- As Robert Sedgewick has said, "It is an interesting computational puzzle to write a program that generates all possible ways of rearranging N distinct items." Applications include "traveling-salesman" problem, where it is necessary to find the shortest path through all points in a graph. Permutations are also used in the analysis of sorting algorithms.
Usual approaches to finding the permutations of a data set include the use of graphs as suggested by Robert Sedgewick or using recursion as suggested by Jacques Arsac. Both of these approaches have a common drawback they require helping data structures to perform the permutation. To create permutations using graphs, it is necessary to have data space for the data set to be permuted, as well as data space for the graph structures to perform the permutation. The recursive algorithm requires the overhead of recursive calls, or the use of a stack if implemented without recursion. These helping data structures can require as much space as the original data set. This paper discusses research in progress which will offer a new approach to the permutation problem, that retains the speed of the above algorithms, without requiring helping data structures.
Upon inspecting character data sets as they permute, it was found that through a set of logical steps a set of character data can be permuted into its next permutation. It then becomes possible to find all permutations in sorted order by repeatedly calling the algorithm on the last output obtained. These same steps can be used on any data set in which the data have magnitude relationships. It was also discovered that each permutation could be created "in place", so no additional helping structure is required. Preliminary analysis reveal that the creation of each permutation has a worst case running time of O(n) and a much faster average running time.
The SEPA Algorithm
- Three steps are needed to convert a data set to its next permutation. The first step is to find the key field for this permutation. The first field which changes between the two permutations is the key field. The key field in "abdca" as it becomes "acabd" (its next sorted order permutation) is the field containing the value 'b'.

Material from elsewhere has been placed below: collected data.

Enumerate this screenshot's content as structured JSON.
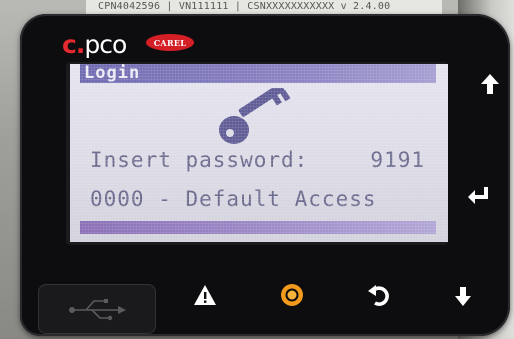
{
  "device": {
    "sticker_text": "CPN4042596 | VN111111 | CSNXXXXXXXXXXX v 2.4.00",
    "brand_c": "c.",
    "brand_pco": "pco",
    "carel_badge": "CAREL"
  },
  "screen": {
    "title": "Login",
    "password_label": "Insert password:",
    "password_value": "9191",
    "hint": "0000 - Default Access",
    "icon": "key-icon"
  },
  "buttons": {
    "up": "up-arrow-icon",
    "enter": "enter-icon",
    "down": "down-arrow-icon",
    "alarm": "alarm-triangle-icon",
    "program": "program-circle-icon",
    "escape": "escape-icon",
    "usb": "usb-icon"
  },
  "colors": {
    "lcd_text": "#6b6a8d",
    "title_bar": "#7b74b8",
    "program_button": "#f39a1c",
    "brand_red": "#e4292f"
  }
}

- The key field can be determined by checking pairs of digits (or fields) starting from the rear (or right side) of the set. For each pair, if the left value of the pair is smaller than the right, then the field on the left is the key field. At this point all values to the right of the key field must be in sorted order from right to left (if not a field to the right would be the key field). If the key does not exist, the last permutation has been created. At this time, the data set is in reverse sorted order (from left to right).
- For clarification, those values to the right of the key field will be termed the "tail" of the set, while those to the left will be the "head". Note that the head, key, and tail will be different for each permutation.
- To find the next permutation in order, the key field must be exchanged with the smallest value in the tail which is larger than the key value. For example in the data set "abdca" the field with the value 'b' is the key, and the field containing the value 'c' has the smallest value in the tail which is larger than the key value. After swapping values, the set becomes "acdba". It is possible to find this value by comparing each value with the key value, starting at the end of the data set. The first value larger than the key value is the value to be exchanged with the key value. Notice that the tail (the 'c' is the key now) is still in reverse sorted order. This is important, because the last step is putting the tail into sorted order.
- Since the tail is in reverse sorted order, to sort it requires only a single loop, which works from both ends of the tail at the same time, swapping each pair of items while moving to the center of the tail. In this example, a character data set was used, but as stated before the logic behind this algorithm will work with other data sets, as long as there is a less than/greater than relationship among the data items. If all permutations are required, it is necessary that the original data set be the first permutation (exist in sorted order).
A quick review of the algorithm shows it is compose of three loops (an example in C is given as Listing 1). The first finds the key. The second finds the value to swap with the key. The third reorders the tail from reverse order to sorted order. A short analysis shows all three loops are bounded by the size of the data set, therefore the running time is bounded by O(n).
The author with proceed to create in-depth proof showing the algorithm produces all permutations, as well as giving formal worst case, and average run time bound analysis. Representative implementations of both graph and recursive based algorithms will be giving with similar analysis as a comparison to this new approach. A memory constraint analysis will also be given for each of the algorithms.
This algorithm's lack of helping data structures makes it a contribution to the field of Computer Science.
The author thanks Dr. Christopher Jones (Utah Valley State College) and Dr. Cory Barker (Brigham Young University-Hawaii Campus) for their support for this project.